Nel condominio i criteri di organizzazione dell’amministrazione sembrano assumere un ruolo di maggiore evidenza come testimonia l’inserimento nella struttura: 1) di una stabile assemblea con finalità di amministrazione; 2) della figura dell’amministratore munito di rappresentanza. Questa organizzazione interna di poteri è esclusivamente destinata ad assicurare la funzione strumentale delle parti comuni dell’edificio all’uso e godimento dei piani o delle porzioni di piano di ciascun condomino e trova il suo limite nell’intangibilità dei diritti inerenti alla proprietà solitaria dei piani o porzioni di piano.

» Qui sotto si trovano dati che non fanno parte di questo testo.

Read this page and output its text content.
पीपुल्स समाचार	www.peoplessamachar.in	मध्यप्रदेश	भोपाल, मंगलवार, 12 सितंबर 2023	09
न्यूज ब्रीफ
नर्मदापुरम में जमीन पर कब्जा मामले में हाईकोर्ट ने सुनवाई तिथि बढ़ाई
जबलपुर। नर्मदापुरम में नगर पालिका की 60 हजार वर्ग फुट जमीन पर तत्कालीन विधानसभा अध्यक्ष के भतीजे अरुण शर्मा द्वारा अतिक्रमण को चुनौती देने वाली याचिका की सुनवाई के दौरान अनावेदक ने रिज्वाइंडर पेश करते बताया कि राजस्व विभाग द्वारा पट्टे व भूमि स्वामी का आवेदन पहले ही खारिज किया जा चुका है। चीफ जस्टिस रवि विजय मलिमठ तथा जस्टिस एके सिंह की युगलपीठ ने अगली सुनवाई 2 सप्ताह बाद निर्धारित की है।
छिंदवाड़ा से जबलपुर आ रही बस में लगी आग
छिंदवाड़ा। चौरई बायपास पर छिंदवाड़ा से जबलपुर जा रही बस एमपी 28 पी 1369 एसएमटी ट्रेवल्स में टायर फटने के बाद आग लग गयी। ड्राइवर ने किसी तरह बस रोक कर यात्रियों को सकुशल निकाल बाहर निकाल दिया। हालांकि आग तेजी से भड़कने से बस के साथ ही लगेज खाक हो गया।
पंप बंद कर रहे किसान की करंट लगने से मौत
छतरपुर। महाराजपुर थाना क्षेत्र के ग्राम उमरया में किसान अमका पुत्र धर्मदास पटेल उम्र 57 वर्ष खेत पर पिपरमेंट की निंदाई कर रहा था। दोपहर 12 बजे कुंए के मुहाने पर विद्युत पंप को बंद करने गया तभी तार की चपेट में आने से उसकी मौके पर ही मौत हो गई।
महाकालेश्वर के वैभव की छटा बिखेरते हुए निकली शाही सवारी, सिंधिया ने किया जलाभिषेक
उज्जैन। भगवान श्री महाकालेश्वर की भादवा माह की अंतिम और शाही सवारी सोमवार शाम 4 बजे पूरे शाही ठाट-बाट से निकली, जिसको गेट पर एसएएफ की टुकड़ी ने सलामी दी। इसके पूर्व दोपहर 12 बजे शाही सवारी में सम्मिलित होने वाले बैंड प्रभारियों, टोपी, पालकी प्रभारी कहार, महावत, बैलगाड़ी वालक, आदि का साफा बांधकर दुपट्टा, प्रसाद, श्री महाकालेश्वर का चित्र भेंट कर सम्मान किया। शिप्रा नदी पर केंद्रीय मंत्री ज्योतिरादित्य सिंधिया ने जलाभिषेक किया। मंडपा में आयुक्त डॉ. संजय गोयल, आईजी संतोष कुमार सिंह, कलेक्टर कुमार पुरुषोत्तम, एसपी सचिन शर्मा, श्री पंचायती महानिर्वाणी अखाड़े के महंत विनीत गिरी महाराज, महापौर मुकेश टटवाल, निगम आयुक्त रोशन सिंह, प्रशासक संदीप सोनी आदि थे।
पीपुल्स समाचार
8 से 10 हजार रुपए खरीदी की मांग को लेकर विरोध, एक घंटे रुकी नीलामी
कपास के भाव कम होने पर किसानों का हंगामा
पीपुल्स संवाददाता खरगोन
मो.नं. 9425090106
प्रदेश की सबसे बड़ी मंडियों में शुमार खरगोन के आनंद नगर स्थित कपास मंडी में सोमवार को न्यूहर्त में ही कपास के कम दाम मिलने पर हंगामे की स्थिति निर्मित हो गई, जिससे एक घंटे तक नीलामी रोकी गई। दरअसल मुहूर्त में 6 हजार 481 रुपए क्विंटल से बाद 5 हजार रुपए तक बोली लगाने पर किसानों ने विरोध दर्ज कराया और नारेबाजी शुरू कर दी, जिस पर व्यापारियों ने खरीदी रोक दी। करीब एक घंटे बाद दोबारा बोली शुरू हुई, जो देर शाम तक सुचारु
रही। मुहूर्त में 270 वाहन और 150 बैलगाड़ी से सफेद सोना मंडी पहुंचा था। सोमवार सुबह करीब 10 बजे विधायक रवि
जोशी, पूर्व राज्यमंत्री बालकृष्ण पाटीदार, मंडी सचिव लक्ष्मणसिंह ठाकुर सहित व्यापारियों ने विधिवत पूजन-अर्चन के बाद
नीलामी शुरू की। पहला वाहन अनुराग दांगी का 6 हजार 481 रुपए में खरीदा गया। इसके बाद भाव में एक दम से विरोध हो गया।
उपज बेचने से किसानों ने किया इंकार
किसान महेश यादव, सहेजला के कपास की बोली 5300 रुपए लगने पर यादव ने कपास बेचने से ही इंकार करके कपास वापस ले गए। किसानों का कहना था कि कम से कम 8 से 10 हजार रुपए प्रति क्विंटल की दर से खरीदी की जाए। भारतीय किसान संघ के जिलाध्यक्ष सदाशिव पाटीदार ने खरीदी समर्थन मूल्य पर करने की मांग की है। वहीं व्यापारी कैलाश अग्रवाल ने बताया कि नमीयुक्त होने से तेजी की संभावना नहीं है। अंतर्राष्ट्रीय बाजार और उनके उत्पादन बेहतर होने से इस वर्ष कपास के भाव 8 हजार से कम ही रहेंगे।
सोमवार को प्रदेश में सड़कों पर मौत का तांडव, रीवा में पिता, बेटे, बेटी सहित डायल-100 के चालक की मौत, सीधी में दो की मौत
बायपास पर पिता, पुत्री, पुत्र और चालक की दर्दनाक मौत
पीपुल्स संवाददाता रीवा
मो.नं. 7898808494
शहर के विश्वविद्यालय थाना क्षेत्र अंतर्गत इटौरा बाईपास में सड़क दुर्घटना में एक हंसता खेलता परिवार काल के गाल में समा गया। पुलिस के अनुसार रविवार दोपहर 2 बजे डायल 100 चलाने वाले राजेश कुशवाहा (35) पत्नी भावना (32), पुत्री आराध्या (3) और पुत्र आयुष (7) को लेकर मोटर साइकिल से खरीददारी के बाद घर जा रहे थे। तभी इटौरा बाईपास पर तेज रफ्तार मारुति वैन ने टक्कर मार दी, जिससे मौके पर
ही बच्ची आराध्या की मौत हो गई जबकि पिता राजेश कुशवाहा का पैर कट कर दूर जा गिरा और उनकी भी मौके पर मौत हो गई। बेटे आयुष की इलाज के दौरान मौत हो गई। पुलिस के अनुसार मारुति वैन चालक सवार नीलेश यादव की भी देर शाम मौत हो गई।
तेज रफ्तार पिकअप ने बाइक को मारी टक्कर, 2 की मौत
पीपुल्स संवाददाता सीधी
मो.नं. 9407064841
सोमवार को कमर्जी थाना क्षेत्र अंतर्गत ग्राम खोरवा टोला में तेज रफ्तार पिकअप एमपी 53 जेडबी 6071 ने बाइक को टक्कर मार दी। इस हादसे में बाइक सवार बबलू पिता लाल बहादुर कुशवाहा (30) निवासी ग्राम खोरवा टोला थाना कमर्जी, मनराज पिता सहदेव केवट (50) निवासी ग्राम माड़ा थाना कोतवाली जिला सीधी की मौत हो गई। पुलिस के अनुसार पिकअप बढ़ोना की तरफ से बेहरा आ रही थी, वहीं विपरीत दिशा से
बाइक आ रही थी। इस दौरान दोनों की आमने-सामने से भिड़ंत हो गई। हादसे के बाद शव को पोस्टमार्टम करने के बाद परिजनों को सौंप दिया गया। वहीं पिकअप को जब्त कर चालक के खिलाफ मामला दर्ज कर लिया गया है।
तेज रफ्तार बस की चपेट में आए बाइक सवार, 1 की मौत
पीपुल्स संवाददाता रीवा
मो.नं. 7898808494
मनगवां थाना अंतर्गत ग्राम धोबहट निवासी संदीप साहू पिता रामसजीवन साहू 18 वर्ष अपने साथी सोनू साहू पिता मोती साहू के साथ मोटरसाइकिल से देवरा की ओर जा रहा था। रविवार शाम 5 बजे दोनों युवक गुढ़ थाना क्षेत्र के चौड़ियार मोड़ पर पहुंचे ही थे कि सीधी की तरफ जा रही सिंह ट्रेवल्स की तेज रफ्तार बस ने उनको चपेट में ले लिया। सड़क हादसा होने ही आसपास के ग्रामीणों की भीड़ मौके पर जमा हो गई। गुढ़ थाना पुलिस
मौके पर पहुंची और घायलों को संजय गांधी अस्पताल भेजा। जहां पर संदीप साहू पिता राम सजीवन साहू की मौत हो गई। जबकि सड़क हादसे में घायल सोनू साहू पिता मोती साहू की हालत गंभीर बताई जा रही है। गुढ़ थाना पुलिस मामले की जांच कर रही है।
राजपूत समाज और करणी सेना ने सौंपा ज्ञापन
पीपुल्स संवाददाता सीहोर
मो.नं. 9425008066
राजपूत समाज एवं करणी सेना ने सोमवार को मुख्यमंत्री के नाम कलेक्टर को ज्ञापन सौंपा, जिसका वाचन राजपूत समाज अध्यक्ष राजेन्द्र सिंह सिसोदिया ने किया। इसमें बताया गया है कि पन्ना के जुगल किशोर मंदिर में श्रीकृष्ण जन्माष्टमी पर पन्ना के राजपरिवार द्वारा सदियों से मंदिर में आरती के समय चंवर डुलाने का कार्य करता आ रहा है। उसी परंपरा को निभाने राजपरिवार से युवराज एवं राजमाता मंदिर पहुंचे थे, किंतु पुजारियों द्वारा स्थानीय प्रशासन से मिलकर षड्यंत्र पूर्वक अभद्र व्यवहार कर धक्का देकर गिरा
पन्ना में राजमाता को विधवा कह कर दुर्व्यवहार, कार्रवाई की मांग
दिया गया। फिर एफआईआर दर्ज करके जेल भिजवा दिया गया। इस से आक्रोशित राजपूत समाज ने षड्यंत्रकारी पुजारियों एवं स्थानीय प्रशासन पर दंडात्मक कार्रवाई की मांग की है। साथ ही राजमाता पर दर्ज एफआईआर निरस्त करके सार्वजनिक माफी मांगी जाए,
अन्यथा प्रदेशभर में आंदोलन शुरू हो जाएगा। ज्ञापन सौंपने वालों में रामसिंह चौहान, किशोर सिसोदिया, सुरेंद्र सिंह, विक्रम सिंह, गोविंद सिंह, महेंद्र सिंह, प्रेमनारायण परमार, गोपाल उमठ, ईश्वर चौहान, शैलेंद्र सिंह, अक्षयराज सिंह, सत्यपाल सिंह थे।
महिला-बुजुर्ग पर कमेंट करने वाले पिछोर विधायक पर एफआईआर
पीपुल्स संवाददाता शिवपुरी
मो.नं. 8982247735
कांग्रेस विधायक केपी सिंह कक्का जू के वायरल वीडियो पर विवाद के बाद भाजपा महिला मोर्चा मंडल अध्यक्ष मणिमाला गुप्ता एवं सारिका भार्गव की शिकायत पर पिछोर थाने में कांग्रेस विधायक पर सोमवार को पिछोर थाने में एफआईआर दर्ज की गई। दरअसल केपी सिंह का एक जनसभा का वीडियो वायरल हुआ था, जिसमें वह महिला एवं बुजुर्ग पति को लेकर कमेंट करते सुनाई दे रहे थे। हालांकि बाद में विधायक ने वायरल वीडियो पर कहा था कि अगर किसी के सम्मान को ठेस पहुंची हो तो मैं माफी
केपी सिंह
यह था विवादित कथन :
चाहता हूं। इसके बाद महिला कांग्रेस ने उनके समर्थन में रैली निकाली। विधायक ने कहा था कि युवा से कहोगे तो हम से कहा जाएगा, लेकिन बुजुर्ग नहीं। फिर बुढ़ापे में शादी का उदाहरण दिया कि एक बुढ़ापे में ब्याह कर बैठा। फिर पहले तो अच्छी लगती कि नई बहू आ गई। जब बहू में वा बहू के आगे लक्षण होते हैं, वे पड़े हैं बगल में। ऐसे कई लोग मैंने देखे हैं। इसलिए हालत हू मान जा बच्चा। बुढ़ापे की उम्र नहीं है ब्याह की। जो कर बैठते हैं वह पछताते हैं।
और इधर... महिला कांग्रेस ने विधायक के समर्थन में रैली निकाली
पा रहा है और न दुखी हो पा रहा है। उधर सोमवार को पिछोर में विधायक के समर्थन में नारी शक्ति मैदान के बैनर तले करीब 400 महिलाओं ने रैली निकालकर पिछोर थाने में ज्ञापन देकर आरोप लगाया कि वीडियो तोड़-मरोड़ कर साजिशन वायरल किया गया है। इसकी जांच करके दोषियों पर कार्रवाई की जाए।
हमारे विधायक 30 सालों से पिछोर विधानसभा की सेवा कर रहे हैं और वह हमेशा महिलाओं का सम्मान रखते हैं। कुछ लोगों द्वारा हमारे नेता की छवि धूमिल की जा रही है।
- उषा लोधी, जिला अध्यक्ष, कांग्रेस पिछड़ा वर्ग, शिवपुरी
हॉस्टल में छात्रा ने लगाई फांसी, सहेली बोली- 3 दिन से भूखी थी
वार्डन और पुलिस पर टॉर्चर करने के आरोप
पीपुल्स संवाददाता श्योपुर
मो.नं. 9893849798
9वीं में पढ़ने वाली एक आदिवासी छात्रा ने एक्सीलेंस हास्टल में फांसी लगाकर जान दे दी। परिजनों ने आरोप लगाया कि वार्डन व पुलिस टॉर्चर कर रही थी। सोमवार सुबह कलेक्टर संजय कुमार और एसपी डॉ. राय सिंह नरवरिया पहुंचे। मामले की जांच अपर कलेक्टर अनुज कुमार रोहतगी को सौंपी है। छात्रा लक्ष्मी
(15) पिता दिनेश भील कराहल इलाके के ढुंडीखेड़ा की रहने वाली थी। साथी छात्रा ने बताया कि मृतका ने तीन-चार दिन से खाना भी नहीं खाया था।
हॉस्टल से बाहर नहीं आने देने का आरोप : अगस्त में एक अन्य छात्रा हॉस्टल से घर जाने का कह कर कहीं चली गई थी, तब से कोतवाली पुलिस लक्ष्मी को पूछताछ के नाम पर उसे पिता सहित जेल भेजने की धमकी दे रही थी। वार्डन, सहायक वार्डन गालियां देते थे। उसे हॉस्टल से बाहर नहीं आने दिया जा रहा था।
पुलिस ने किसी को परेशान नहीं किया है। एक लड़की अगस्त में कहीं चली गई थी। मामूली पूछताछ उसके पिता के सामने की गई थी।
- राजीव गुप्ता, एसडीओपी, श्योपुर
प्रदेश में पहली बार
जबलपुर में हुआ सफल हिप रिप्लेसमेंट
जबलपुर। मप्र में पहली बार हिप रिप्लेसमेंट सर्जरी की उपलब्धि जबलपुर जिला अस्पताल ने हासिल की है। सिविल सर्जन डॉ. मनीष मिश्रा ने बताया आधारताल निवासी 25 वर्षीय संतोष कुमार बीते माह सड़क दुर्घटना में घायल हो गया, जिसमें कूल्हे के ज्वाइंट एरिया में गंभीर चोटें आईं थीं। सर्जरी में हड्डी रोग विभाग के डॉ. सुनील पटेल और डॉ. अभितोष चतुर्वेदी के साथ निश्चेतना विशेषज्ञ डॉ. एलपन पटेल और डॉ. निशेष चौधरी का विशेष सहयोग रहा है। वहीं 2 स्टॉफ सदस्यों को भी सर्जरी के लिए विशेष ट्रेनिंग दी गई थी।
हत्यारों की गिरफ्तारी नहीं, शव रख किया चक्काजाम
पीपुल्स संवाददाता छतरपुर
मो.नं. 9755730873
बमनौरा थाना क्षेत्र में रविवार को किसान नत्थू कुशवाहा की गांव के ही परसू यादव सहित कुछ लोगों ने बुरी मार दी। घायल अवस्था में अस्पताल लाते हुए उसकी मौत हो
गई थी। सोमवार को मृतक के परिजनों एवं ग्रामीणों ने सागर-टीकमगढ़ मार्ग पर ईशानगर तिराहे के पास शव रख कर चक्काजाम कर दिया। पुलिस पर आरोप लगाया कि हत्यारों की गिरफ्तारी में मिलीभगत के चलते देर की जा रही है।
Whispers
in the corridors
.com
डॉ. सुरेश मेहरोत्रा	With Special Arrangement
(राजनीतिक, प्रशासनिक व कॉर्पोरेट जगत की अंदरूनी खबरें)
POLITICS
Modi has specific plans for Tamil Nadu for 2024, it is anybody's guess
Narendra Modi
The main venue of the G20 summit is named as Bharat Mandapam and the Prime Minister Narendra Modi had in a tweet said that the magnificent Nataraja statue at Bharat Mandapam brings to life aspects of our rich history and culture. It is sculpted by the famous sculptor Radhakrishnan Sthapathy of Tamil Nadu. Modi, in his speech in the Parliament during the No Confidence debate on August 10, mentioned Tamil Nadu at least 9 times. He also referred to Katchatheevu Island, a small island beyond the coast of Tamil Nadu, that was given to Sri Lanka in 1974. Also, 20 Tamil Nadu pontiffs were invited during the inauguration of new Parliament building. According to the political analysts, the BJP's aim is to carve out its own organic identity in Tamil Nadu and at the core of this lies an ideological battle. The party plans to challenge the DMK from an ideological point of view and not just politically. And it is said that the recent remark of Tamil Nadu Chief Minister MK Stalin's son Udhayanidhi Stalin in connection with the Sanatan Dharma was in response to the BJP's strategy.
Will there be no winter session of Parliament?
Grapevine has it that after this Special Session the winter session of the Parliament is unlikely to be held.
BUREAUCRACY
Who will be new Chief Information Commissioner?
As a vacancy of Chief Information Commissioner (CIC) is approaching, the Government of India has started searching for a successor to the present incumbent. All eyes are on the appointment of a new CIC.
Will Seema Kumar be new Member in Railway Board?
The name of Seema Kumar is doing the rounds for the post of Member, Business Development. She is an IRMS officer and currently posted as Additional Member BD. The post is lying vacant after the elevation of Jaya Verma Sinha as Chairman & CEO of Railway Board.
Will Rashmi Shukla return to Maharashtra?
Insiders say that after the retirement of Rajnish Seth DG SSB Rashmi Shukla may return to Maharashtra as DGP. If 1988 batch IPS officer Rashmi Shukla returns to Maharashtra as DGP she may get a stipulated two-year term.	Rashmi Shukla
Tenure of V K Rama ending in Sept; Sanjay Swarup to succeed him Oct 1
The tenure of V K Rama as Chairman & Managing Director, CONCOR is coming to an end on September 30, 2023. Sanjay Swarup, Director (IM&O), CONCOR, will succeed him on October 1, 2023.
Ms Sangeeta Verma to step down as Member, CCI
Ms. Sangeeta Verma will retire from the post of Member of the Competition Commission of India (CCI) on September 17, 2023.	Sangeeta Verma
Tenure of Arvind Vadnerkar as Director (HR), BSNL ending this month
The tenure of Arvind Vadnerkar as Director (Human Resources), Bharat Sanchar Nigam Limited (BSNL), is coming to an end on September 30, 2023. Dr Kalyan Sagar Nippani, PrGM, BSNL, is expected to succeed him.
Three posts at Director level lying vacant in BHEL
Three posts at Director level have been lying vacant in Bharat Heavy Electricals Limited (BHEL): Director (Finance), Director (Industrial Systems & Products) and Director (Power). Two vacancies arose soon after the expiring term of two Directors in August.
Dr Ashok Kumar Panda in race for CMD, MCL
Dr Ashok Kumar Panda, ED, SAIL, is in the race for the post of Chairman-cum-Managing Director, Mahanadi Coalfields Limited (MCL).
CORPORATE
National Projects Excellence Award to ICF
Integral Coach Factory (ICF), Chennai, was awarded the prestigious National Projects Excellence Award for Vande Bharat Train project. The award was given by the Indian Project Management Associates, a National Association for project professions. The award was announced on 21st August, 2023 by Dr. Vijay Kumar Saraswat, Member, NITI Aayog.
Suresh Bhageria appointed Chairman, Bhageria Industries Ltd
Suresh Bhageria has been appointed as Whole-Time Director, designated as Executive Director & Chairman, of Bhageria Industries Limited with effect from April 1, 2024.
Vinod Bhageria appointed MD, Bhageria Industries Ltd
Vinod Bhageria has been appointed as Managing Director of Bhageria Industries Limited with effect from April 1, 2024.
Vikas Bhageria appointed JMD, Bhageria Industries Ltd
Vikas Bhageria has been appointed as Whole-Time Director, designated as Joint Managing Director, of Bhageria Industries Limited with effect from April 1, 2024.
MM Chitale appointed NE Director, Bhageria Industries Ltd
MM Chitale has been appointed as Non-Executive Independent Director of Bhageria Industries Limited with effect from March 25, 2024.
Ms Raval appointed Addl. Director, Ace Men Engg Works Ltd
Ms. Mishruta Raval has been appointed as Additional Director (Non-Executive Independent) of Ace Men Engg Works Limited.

La struttura del condominio sembra condurre verso una specie di dissociazione tra organizzazione della gestione e persona del condominio per l’indifferenza delle competenze individuali di quest’ultimo al rapporto gestorio. Questo probabilmente spiega la tesi di chi tende ad attribuire alle deliberazioni dell’assemblea il significato di una manifestazione collettiva di volontà da non confondersi con la titolarità del soggetto da cui promanano.
Verso l’idea del condominio come ente gestorio sembra indurre l’art. 10 della l. 27 Luglio 1979 n° 392 secondo il quale il conduttore ha diritto di voto, in luogo del proprietario dell’appartamento locatogli, nelle deliberazioni dell’assemblea condominiale relative alle spese ed alle modalità di gestione dei servizi di riscaldamento e condizionamento d’aria nonché di intervenire, senza diritto di voto, nelle deliberazioni relative alla modificazione degli altri servizi comuni. La prospettiva sembra confortare la tesi di una sorta di soggettività del condominio che in tema di comunione ci è sembrato, invece, essere allo stato embrionale.
E’ curioso notare come in recenti ordinamenti della giurisprudenza siano presenti forti segnali di una veduta non individuale del condominio. E’ evidente che l’orientamento in esame è attento a non confondere l’ordinamento del condominio con quello delle società di capitali, ma è anche evidente che per ritenere applicabile, sia pur in via analogica, una norma del secondo al primo deve rintracciare in questi analoghi presupposti sia in relazione all’esistenza di un’attività comune sia in relazione al modello di formazione della volontà a carattere maggioritario.
La verità è che l’organizzazione corporativa del condominio resta finalizzata alla migliore gestione delle parti comuni, così da migliorare il godimento della parti individuali.